Benchmark mutate - vector, matrix, data.frame

Introduction

I’m looking at some numeric code that’s going to be in an inner loop and just wanted to get an idea of the relative speed differences of different approaches (Rcpp may be an option in the future, but not right now.)

Benchmark Context:

  • The vector lengths are in the range 1000-10000
  • This operation will be performed of the order of 1000 times.
  • Key question: Is the speed gained by working with raw lists of vectors worth losing the convenience/safety of the data.frame?
  • Disclaimer: This is an exploration for my particular use case, on my particular computer and not meant as definitive answer as to which is the fastest approach in all situations.

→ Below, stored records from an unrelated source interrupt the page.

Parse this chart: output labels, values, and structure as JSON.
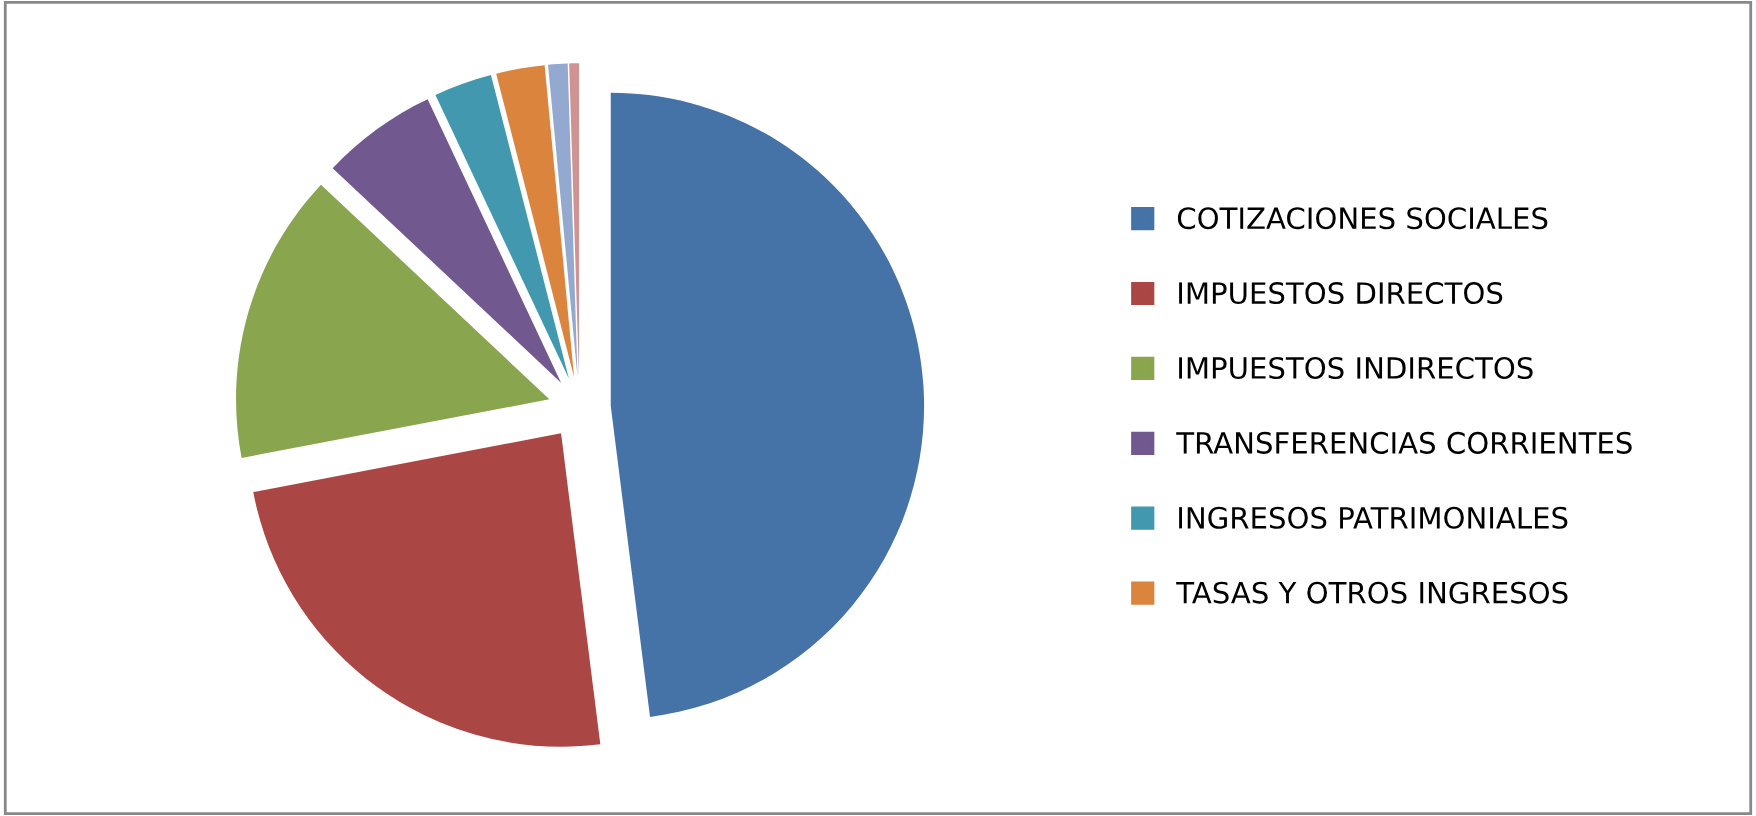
{
  "chart_data": {
    "type": "pie",
    "categories": [
      "COTIZACIONES SOCIALES",
      "IMPUESTOS DIRECTOS",
      "IMPUESTOS INDIRECTOS",
      "TRANSFERENCIAS CORRIENTES",
      "INGRESOS PATRIMONIALES",
      "TASAS Y OTROS INGRESOS",
      null,
      null
    ],
    "values": [
      48,
      24,
      15,
      6,
      3,
      2.5,
      1,
      0.5
    ],
    "colors": [
      "#4572a7",
      "#aa4643",
      "#89a54e",
      "#71588f",
      "#4198af",
      "#db843d",
      "#93a9cf",
      "#d19392"
    ],
    "legend": "right"
  }
}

Data structures I’m considering:

  • List of vectors of the same length
  • Matrix
  • data.frame

While I’m not considering raw/naked vectors (as I need at least some structure to my data structures!), I have included them in the benchmark as a baseline i.e. v3 <- v1 + v2.

Create test data

  • create_test_data() is used to generate data for the benchmark
  • I have included an example small dataset in the 4 different formats
#-----------------------------------------------------------------------------
# Create a list of N vectors of length L 
#-----------------------------------------------------------------------------
create_test_data <- function(N, L) {
  set.seed(1)
  seq(N) %>% 
    purrr::map(~runif(L)) %>% 
    set_names(letters[1:N])
}


vs  <- create_test_data(3, 5) 
mat <- do.call(cbind, vs)
df  <- data.frame(vs) 
v1  <- vs[[1]]
v2  <- vs[[2]]

vs
$a
[1] 0.2655087 0.3721239 0.5728534 0.9082078 0.2016819

$b
[1] 0.89838968 0.94467527 0.66079779 0.62911404 0.06178627

$c
[1] 0.2059746 0.1765568 0.6870228 0.3841037 0.7698414
mat
             a          b         c
[1,] 0.2655087 0.89838968 0.2059746
[2,] 0.3721239 0.94467527 0.1765568
[3,] 0.5728534 0.66079779 0.6870228
[4,] 0.9082078 0.62911404 0.3841037
[5,] 0.2016819 0.06178627 0.7698414
df
          a          b         c
1 0.2655087 0.89838968 0.2059746
2 0.3721239 0.94467527 0.1765568
3 0.5728534 0.66079779 0.6870228
4 0.9082078 0.62911404 0.3841037
5 0.2016819 0.06178627 0.7698414

Benchmark dataset - length = 1000

  • dataset: 3 vectors with 1000 elements each
res <- microbenchmark(
  v3          <- v1          + v2,
  vs[[3L]]    <- vs[[1L]]    + vs[[2L]],
  vs[['c']]   <- vs[['a']]   + vs[['b']],
  vs$c        <- vs$a        + vs$b,
  mat[,3L]    <- mat[,1L]    + mat[,2L],
  df[[3L]]    <- df[[1L]]    + df[[2L]],
  df[['c']]   <- df[['a']]   + df[['b']],
  df$c        <- df$a        + df$b,
  df[,3L]     <- df[,1L]     + df[,2L],
  df          <- mutate(df, c = a + b),
  df %>% mutate(c = a + b),
  times = 1000
)

Benchmark dataset - length = 10000

  • dataset: 3 vectors with 10000 elements each

Results

For this particular use case, on my machine:

  • Raw lists of vectors are about an order of magnitude faster than matrix or data.frame operations
  • data.frame operations via base R are about an order of magnitude faster than dplyr

For this particular task, I think the order of magnitude speedup of using raw lists is worth the hassle/danger/inconvenience of manually handling vectors in lists.